Prekaryanın sözcük anlamına baktığımız zaman güvencesiz sıfatı ile proletarya isminin birleşiminden geldiği görülür. Fakat prekarya işçi sınıfı ya da proletaryanın bir parçası değildir. Prekaryaya dahil olanlar orta sınıf da değildirler. Bu sınıf kısa dönemde düşük ücretli işlerde çalışmaktadır. Emeklerinin karşılığını alamayan bir sınıftan bahsediyoruz. Emeklerinin karşılığını alamayan bu sınıfın küreselleşmeyle beraber tehlikeli hale gelmesi doğaldır. Prekarya henüz oluşum sürecindeki bir sınıftır. Prekarya sınıfsal özellikleri sergiler. Parçalı statüye sahiptir. Geçici olarak çalışmak prekaryanın temel bir unsurudur. Prekaryanın başka bir önemli özelliği de gelirlerin güvence altında olmamasıdır. Prekarya içerisinde olan kişilerde iş temelli kimlik bulunmaz. Prekaryanın tarihsel öncülleri banausoi denilen toplumsal bir gruptur. Prekarya homojen bir yapıya sahip değildir. Çağrı merkezinde çalışanlar da prekaryaya dahil edilmişlerdir. Stajyerlikte örnek olarak verilebilir. Çünkü stajyerlerde kısa dönemde düşük ücretle çalıştırılmaktadır ve emeklerinin karşılığını alamazlar.

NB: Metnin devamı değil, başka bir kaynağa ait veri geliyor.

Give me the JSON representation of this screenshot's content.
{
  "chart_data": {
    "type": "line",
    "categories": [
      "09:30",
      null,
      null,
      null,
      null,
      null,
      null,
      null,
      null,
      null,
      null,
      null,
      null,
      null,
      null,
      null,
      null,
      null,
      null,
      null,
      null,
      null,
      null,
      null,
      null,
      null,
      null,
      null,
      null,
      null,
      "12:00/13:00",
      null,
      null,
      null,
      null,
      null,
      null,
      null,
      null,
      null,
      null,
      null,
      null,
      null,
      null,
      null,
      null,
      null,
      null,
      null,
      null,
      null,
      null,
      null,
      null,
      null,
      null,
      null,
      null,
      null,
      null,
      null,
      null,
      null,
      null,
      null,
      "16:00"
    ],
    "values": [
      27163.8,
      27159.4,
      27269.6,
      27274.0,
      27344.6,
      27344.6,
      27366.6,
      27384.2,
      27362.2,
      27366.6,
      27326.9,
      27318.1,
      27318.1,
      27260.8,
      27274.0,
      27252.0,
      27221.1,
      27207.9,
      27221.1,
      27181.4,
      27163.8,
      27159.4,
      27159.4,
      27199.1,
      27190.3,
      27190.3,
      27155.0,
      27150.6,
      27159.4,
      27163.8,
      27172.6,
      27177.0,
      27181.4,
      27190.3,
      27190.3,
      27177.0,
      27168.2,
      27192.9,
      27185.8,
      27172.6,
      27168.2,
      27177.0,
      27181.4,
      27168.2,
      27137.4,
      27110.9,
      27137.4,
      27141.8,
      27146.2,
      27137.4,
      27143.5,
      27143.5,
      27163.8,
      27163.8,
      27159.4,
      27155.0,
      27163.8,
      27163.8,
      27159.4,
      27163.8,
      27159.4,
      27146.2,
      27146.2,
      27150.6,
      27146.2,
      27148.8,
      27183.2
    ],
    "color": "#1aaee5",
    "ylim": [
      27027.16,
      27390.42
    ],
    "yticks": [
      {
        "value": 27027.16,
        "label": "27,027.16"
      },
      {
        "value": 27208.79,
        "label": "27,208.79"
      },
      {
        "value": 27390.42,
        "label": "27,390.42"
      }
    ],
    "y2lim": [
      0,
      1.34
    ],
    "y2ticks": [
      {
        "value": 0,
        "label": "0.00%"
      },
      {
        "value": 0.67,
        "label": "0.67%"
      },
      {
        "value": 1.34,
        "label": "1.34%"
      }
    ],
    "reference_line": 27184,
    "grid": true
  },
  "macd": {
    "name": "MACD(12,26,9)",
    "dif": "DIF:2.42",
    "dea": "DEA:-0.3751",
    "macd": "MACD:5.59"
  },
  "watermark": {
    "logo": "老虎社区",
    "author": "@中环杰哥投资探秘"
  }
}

Prekarya endişe içinde yaşamaktadır. Prekaryaya dahil olanların kendilerine saygısı yoktur. Başarılı olsalar bile saygıyı her zaman başka yerde aramaktadırlar. Prekaryanın olduğu bir toplumda sosyal güvenliğin de gelişmesi pek mümkün değildir. Aslında bir şekilde prekarya içine girmeye mecbur bırakılıyoruz. Örnek olarak üniversitede kredi veriliyor. Krediyi alan kişi mezun olduğunda hayata 1-0 geride başlıyor. Borcu ödeyebilmek adına eğer bitirdiği bölümde bulunduğu yerde çok fazla istihdam edilebilen bir bölüm değilse düşük ücretli geçici bir işe girmek zorunda bırakılarak prekaryaya dahil oluyor.

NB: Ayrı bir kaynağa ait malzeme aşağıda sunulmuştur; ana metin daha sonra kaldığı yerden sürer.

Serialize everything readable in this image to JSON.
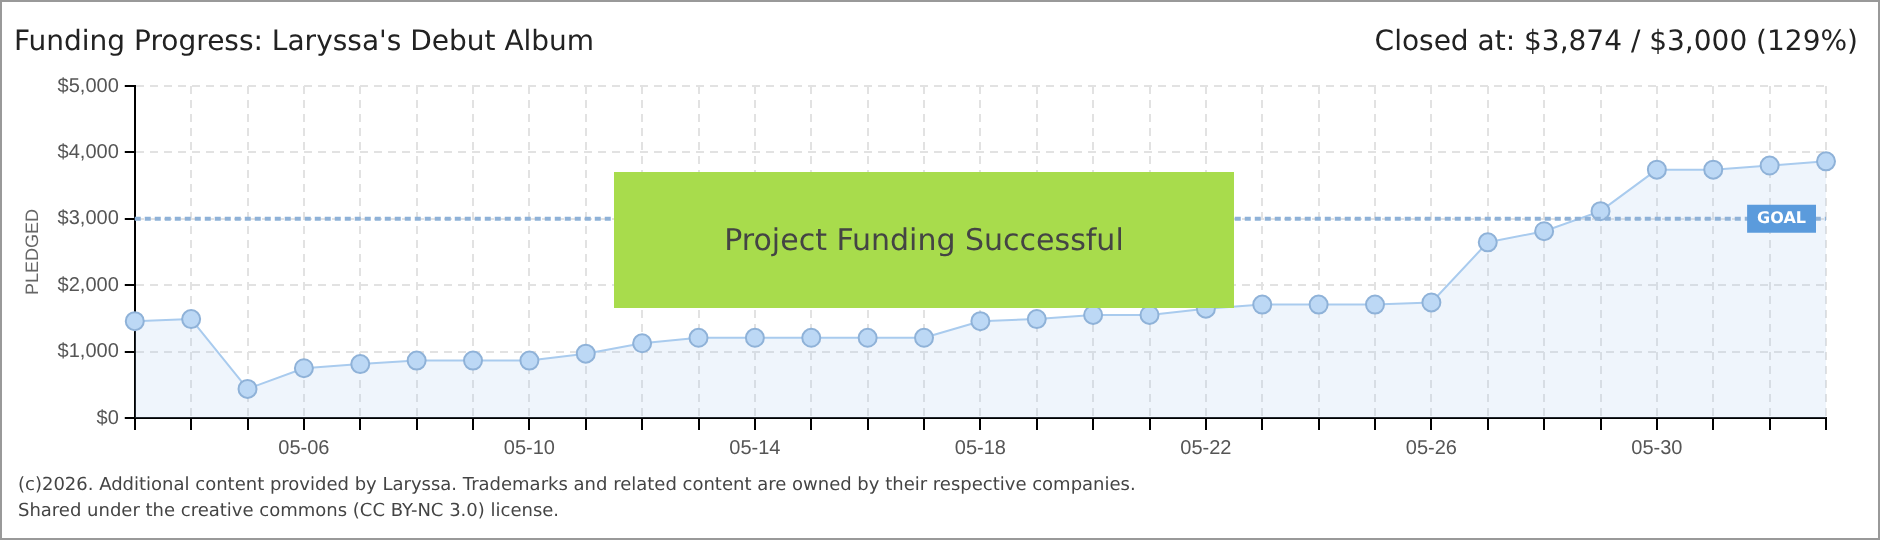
{
  "chart_data": {
    "type": "area",
    "title": "Funding Progress: Laryssa's Debut Album",
    "subtitle": "Closed at: $3,874 / $3,000 (129%)",
    "ylabel": "PLEDGED",
    "categories": [
      null,
      null,
      null,
      "05-06",
      null,
      null,
      null,
      "05-10",
      null,
      null,
      null,
      "05-14",
      null,
      null,
      null,
      "05-18",
      null,
      null,
      null,
      "05-22",
      null,
      null,
      null,
      "05-26",
      null,
      null,
      null,
      "05-30",
      null,
      null,
      null
    ],
    "series": [
      {
        "color": "#a9cbee",
        "values": [
          1458,
          1490,
          438,
          750,
          812,
          865,
          865,
          865,
          969,
          1125,
          1208,
          1208,
          1208,
          1208,
          1208,
          1458,
          1490,
          1552,
          1552,
          1646,
          1708,
          1708,
          1708,
          1740,
          2646,
          2813,
          3115,
          3740,
          3740,
          3802,
          3865
        ]
      }
    ],
    "ylim": [
      0,
      5000
    ],
    "yticks": [
      {
        "value": 0,
        "label": "$0"
      },
      {
        "value": 1000,
        "label": "$1,000"
      },
      {
        "value": 2000,
        "label": "$2,000"
      },
      {
        "value": 3000,
        "label": "$3,000"
      },
      {
        "value": 4000,
        "label": "$4,000"
      },
      {
        "value": 5000,
        "label": "$5,000"
      }
    ],
    "ref_lines": [
      {
        "axis": "y",
        "value": 3000,
        "label": "GOAL",
        "color": "#8fb2d8",
        "line_style": "dotted"
      }
    ],
    "annotations": [
      "Project Funding Successful",
      "(c)2026. Additional content provided by Laryssa. Trademarks and related content are owned by their respective companies.",
      "Shared under the creative commons (CC BY-NC 3.0) license."
    ],
    "grid": true,
    "marker": "circle",
    "legend": false
  }
}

Küreselleşmenin temel unsuru metalaşmadır. Metalaşma her şeyin bir metaya indirgenmesidir. Metalaşma hayatın her alanına nüfus etmiştir. Yükselen piyasa ekonomileri prekaryanın büyümesinde temel faktördür. Küreselleşme Çindistan'ı ortaya çıkarmıştır. Çin ve Hindistan'ın birleşimidir. Metalaşma iş bölümünü de akışkan hale getirmiştir. İşsizlik de prekaryayı doğurmaktadır. Sonuç olarak bir cennet siyaseti olmadığı sürece prekarya büyümeye devam edecek ve toplumu tepetaklak edecek bir numaralı unsur halince gelecektir.